Cyberstalking

Make no mistake: this kind of harassment can be as frightening and real as being followed and watched in your neighborhood or in your home.

—former Vice President Al Gore¹

¹1999 Report on Cyberstalking: A New Challenge to Law Enforcement and Industry, Department of Justice, August 1999, http://www.justice.gov/criminal/cybercrime/cyberstalking.htm.

Cyberstalking is using the Internet (or other electronic media) to harass individuals, groups, or organizations. Cyberstalking can manifest itself as threats, accusations, identify impersonation, and sexual solicitation. Social media allows for these types of attacks to be mounted anonymously and to spread quickly across multiple networks.

Many of these attacks cause extreme personal distress to the individuals being targeted, in some cases even resulting in suicide (as in the case of Megan Taylor Meir, October 2006, the thirteen-year-old girl who was cyber-bullied on MySpace). In 2010, two teenagers in Pamlico County, North Carolina, were charged with a class 2 misdemeanor for cyberstalking their principal through a fake Facebook profile they created. The ensuing negative press, national coverage, and legal fees caused significant disruption that could be measured in the tens of thousands of dollars.

By tracking search results, forums, discussion boards, chat rooms, e-mail communications, instant messages, and the many social networks, identifying the source of the threat is possible. Many states have implemented cyberstalking laws: California, which was the first state, was followed by Alabama, Arizona, Connecticut, Florida, Hawaii, Illinois, New Hampshire, and New York. Unfortunately, prosecution at this time has been extremely lax and many perpetrators go unpunished.

Commonsense rules play an important role in protecting against cyberstalking. Since the Internet makes being anonymous so easy, knowing who the stalker is and where he or she is coming from is very difficult. An expert might be able to track down an IP address, but even that can be easily hidden with anonymous proxies. The ease with which attackers can create fake profiles, send fake requests, and take over other people’s identities has made it much easier to gain information about victims without too much fear of being found out.

NOTE

A complete list of government resources and filtering technologies can be found in the resources section of our website, www.securingsocialmedia.com/resources. To find state laws, check the site for the National Conference of State Legislatures at http://www.ncsl.org/IssuesResearch/TelecommunicationsInformationTechnology/CyberstalkingLaws/tabid/13495/Default.aspx.

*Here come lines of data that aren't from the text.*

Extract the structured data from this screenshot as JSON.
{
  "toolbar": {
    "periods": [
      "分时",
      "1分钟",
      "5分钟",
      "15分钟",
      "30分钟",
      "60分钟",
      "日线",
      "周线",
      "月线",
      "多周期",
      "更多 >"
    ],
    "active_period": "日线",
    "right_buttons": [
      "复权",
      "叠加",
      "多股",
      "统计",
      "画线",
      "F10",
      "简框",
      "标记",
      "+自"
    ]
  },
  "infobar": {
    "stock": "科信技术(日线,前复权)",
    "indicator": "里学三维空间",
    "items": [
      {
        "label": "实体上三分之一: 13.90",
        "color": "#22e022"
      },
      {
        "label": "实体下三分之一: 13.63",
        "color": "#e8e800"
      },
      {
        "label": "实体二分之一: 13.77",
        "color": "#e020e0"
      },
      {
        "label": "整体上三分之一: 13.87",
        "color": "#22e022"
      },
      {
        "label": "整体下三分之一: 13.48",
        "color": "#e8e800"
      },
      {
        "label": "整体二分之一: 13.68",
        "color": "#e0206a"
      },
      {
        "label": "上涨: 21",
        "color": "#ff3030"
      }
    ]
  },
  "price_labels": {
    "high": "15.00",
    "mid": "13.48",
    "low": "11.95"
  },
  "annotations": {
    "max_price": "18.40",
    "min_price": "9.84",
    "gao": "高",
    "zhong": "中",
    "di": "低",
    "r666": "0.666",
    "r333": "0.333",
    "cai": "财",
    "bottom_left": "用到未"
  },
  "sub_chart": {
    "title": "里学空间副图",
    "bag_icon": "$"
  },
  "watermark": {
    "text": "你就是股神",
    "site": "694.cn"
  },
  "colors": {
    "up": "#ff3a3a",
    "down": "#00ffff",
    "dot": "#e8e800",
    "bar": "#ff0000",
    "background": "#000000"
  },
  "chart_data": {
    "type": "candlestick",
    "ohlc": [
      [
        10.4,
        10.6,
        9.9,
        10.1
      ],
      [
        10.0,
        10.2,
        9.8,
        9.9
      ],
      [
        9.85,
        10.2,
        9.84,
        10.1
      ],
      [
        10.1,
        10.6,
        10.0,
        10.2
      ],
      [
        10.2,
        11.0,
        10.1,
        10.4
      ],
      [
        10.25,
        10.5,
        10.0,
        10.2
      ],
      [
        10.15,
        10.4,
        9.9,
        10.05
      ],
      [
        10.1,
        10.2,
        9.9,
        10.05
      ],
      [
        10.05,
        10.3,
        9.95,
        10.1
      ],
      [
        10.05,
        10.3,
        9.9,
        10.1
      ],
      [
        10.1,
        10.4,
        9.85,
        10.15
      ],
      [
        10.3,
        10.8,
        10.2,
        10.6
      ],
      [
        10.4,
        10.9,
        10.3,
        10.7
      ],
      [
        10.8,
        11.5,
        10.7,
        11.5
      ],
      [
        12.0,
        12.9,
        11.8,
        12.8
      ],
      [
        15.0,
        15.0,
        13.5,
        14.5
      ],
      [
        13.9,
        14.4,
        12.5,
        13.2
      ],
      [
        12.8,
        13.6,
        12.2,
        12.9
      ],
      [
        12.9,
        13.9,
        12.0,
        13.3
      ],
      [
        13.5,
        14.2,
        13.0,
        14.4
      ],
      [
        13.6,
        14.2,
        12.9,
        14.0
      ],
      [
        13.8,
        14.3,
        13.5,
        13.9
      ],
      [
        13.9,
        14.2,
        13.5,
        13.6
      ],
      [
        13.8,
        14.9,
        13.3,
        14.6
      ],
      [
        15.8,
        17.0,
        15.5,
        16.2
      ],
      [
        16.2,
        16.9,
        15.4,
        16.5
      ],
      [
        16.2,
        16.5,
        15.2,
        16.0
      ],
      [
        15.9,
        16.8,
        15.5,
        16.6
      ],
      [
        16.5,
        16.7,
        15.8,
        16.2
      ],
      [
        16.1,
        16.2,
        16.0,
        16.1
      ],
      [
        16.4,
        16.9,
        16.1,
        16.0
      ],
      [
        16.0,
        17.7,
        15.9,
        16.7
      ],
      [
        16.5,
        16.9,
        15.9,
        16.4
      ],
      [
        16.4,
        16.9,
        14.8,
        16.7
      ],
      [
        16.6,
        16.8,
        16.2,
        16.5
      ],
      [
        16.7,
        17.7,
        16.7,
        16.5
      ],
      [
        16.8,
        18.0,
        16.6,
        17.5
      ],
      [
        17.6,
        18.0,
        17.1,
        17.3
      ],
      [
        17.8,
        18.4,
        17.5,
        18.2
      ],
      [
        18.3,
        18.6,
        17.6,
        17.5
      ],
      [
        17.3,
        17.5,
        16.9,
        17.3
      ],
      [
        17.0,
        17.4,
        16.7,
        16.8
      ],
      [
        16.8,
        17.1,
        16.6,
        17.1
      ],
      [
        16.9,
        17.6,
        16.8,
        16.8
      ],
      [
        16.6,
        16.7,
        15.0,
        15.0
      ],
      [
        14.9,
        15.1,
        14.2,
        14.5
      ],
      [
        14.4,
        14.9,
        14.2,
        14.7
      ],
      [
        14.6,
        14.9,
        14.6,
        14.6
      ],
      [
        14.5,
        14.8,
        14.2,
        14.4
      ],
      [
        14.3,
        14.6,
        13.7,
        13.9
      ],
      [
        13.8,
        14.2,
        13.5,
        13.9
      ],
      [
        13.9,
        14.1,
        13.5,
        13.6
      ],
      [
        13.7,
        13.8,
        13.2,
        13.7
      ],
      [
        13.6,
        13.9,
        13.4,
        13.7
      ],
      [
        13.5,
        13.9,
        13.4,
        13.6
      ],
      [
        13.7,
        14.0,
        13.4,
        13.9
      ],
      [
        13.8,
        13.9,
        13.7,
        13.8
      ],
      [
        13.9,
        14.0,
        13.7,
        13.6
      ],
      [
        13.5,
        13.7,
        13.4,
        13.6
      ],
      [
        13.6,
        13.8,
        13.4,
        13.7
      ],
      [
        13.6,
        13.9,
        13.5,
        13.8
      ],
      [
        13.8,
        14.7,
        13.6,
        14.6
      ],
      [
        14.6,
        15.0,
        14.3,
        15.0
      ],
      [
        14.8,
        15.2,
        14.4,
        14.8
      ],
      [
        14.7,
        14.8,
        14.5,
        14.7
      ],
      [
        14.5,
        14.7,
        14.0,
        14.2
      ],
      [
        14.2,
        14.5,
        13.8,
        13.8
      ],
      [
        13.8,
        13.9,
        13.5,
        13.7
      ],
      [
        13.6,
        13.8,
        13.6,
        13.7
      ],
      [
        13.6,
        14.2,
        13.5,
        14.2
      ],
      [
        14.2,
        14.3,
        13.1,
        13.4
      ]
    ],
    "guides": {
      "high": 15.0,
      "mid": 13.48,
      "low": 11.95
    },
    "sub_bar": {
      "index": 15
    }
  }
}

Other sites include QuitStalkingMe.com and WiredSafety.org.

Corporate Cyberstalking

Attackers can use completely legal means to gather information about their victims because that information is freely given on social media sites. Cyberstalking doesn’t have to be personal; it can also be used against corporations. If your competitor wants to know what clients are taking sales meetings with you, they might track down your sales teams on LinkedIn and see if they’ve “checked in” at or close to a customer’s site through Facebook or foursquare, or even track their travel patterns through TripIt, Dopplr, and other social travel services. Stalkers can find a lot of information about your sales team’s activity. So what are some steps a corporate attacker actually takes to stalk your company?

1. Company information Identify employees at the target. The easiest way to do this is with LinkedIn and Google searches.

2. Personal information Once you know the names of employees working at the target company, find out as much about them as you can on Facebook, Twitter, Flickr Blogs, MySpace, YouTube, etc. You can pull their e-mails, friends’ names, pets’ names, children’s names, schools they went to, and so on. Some folks will even accept a friend request. How many people still use a pet’s or child’s name as a password? When Gawker Media was hacked in December 2010,² the passwords were cracked. As you can see in Figure 5-3, some really simple passwords were being used, including “password.”

²“Gawker Hack: Hacked Database Compromises User Data,” Huffington Post (December 12, 2010), http://www.huffingtonpost.com/2010/12/12/gawker-hack-hacked-databa_n_795613.html.

Figure 5-3 Easy-to-hack passwords

3. Locate employees Find out where the employees hang out using Facebook Places, SCVNGR, Google Latitude, Loopt, Gowalla, foursquare, and other geolocation services. They might be with a customer and checking into the customer’s office!

4. Correlate information Use one of the numbers of social media tracking tools to continue to gather information about the competitor or employee of the competitor. Some tools include Seesmic, Social Mention, Addict-o-matic, HootSuite, Lithium, Radian6, IceRocket, CustomScoop, to name just a few.

5. Cross the line If you want to cross the line, you will have gathered enough information to get login e-mail addresses and probably enough information to guess passwords to accounts. A real cyberstalker will definitely cross that line.